Espaces requis pour avoir un DEA

 

Les personnes physiques ou morales responsables des espaces ou lieux suivants seront tenues de disposer d'un DEA en état de fonctionnement adapté et prêt à l'emploi immédiat :

 

  • a) Grands établissements commerciaux, individuels et collectifs.
  • b) Les moyens de transport suivants : aéroports et ports commerciaux. Les gares routières ou ferroviaires des villes de plus de 50.000 2.000 habitants et les gares de métro, de train ou de bus avec un afflux quotidien moyen de XNUMX XNUMX personnes ou plus.
  • c) Établissements, installations, spectacles et activités de loisirs publics d'une capacité autorisée supérieure à 700.
  • d) Centres éducatifs d'une capacité égale ou supérieure à 2.000 XNUMX personnes.

 

Article 4

Exigences techniques du DEA

 

1.– Les DEA qui doivent être installés dans les lieux indiqués par l'article précédent, doivent être conformes aux dispositions du décret royal 1591/2009, du 16 octobre, qui réglemente les dispositifs médicaux, ils porteront le marquage CE qui garantit leur conformité avec les exigences essentielles qui s'y appliquent, leur entretien et leur conservation doivent être garantis à tout moment dans les conditions d'utilisation, conformément aux instructions de l'entreprise de fabrication.

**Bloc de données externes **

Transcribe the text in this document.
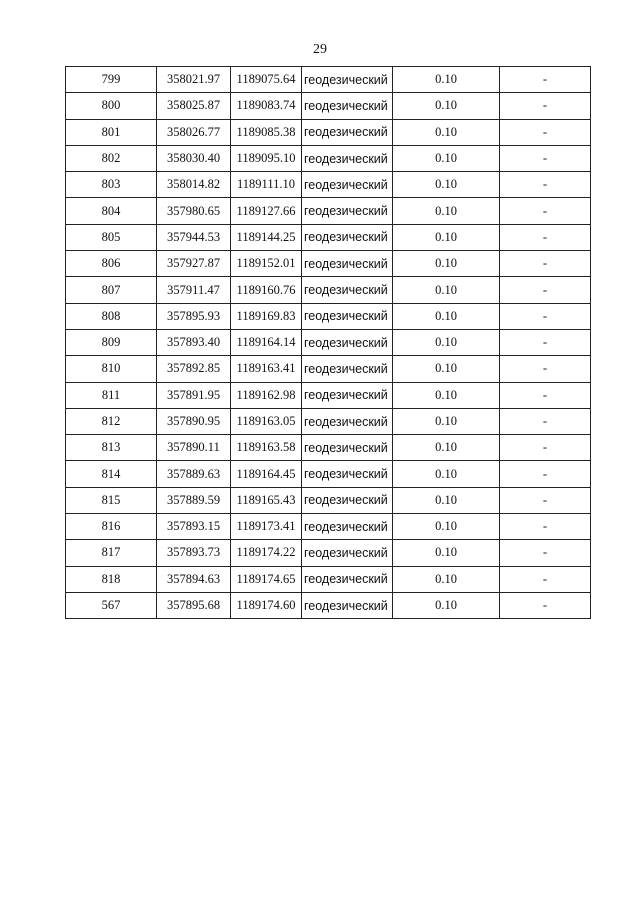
29
799	358021.97	1189075.64	геодезический	0.10	-
800	358025.87	1189083.74	геодезический	0.10	-
801	358026.77	1189085.38	геодезический	0.10	-
802	358030.40	1189095.10	геодезический	0.10	-
803	358014.82	1189111.10	геодезический	0.10	-
804	357980.65	1189127.66	геодезический	0.10	-
805	357944.53	1189144.25	геодезический	0.10	-
806	357927.87	1189152.01	геодезический	0.10	-
807	357911.47	1189160.76	геодезический	0.10	-
808	357895.93	1189169.83	геодезический	0.10	-
809	357893.40	1189164.14	геодезический	0.10	-
810	357892.85	1189163.41	геодезический	0.10	-
811	357891.95	1189162.98	геодезический	0.10	-
812	357890.95	1189163.05	геодезический	0.10	-
813	357890.11	1189163.58	геодезический	0.10	-
814	357889.63	1189164.45	геодезический	0.10	-
815	357889.59	1189165.43	геодезический	0.10	-
816	357893.15	1189173.41	геодезический	0.10	-
817	357893.73	1189174.22	геодезический	0.10	-
818	357894.63	1189174.65	геодезический	0.10	-
567	357895.68	1189174.60	геодезический	0.10	-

2.– Les lieux d'installation d'un DEA disposeront d'un espace visible et adéquat pour son installation, et son emplacement devra être signalé clairement et simplement à l'aide de la signalisation universelle recommandée par l'International Resuscitation Coordination Committee (ILCOR). au numéro de téléphone d'urgence 112-Sos Deiak, selon son logo officiel. Cet emplacement doit être dûment identifié sur les plans ou plans informatifs du lieu, le cas échéant. À côté du DEA, les instructions pour son utilisation seront affichées, qui doivent être écrites en basque et en espagnol.

 

Article 5

Communication de l'installation du DEA

 

1.- Les personnes physiques ou morales qui possèdent à la fois les espaces nécessaires à l'installation d'un DAE à l'usage du personnel non sanitaire, ainsi que les espaces dans lesquels ladite installation n'est pas obligatoire mais souhaitent le faire volontairement, doivent en informer le service compétent à l'avance concernant la santé, en indiquant le lieu où il sera installé et ses caractéristiques techniques. La communication doit être faite selon le modèle figurant à l'annexe I du présent décret.

2.- Le retrait d'un DEA installé doit également être communiqué au service de santé compétent, en utilisant le modèle figurant à l'annexe II du présent décret.

3.– Les personnes physiques ou morales propriétaires des espaces où est installé un DEA seront responsables d'en garantir la conservation et l'entretien conformément aux instructions de l'entreprise de fabrication.

 

Article 6

Utilisation des DEA

 

1.– Chaque action avec un DEA doit être immédiatement précédée ou suivie d'un appel au numéro de téléphone d'urgence 112-Sos Deiak, afin d'activer en urgence toute la chaîne de survie.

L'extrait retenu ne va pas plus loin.